Edito

Un édito d'Hubert Leclercq.

"Coup d’Etat contre la démocratie", selon les autorités espagnoles de Madrid. "Exercice légitime du peuple catalan", selon la Generalitat de Barcelone. Entre ces deux pouvoirs, la rupture est consommée. Le parlement catalan, du moins les tenants de l’indépendance qui y sont majoritaires, a donc décidé de passer en force pour obtenir cette séparation du reste de l’Espagne qu’ils appellent de leurs vœux. Le combat est disproportionné.

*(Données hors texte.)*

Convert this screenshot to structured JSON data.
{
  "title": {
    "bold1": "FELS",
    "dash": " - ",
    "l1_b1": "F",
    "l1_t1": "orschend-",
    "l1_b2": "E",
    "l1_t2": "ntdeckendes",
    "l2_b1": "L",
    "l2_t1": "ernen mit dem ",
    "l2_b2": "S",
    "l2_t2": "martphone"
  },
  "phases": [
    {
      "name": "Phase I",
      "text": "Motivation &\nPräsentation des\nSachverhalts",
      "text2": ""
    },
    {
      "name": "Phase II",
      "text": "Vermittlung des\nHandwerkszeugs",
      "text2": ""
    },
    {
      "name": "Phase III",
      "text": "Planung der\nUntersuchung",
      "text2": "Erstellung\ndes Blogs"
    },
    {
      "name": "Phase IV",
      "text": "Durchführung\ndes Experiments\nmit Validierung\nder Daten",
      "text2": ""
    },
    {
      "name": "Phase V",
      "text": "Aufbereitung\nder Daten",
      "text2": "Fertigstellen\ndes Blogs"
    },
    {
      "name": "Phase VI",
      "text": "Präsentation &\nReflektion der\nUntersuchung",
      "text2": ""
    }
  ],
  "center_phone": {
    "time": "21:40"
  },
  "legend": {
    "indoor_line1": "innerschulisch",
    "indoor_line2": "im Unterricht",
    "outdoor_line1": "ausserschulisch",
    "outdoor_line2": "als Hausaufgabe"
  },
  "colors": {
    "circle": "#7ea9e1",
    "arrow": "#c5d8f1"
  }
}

Madrid dispose de bien plus d’atouts que Barcelone. Un combat qui aurait pu séduire le héros de Cervantès mais qui, aujourd’hui, en ce début de XXIe siècle, fait craindre le pire. Barcelone n’a pas les moyens de son combat. Madrid le sait, elle qui peut s’appuyer sur la constitution espagnole de 1978. Elle sait aussi que malgré son poids économique, la Catalogne n’est qu’un Petit Poucet sans appui international crédible face à la puissance espagnole, soutenu par l’Union européenne et les textes des Nations unies qui prévoient qu’une partie d’un Etat ne peut se séparer que s’il y a consensus (Ecosse) ou sous un joug oppressif (Kosovo).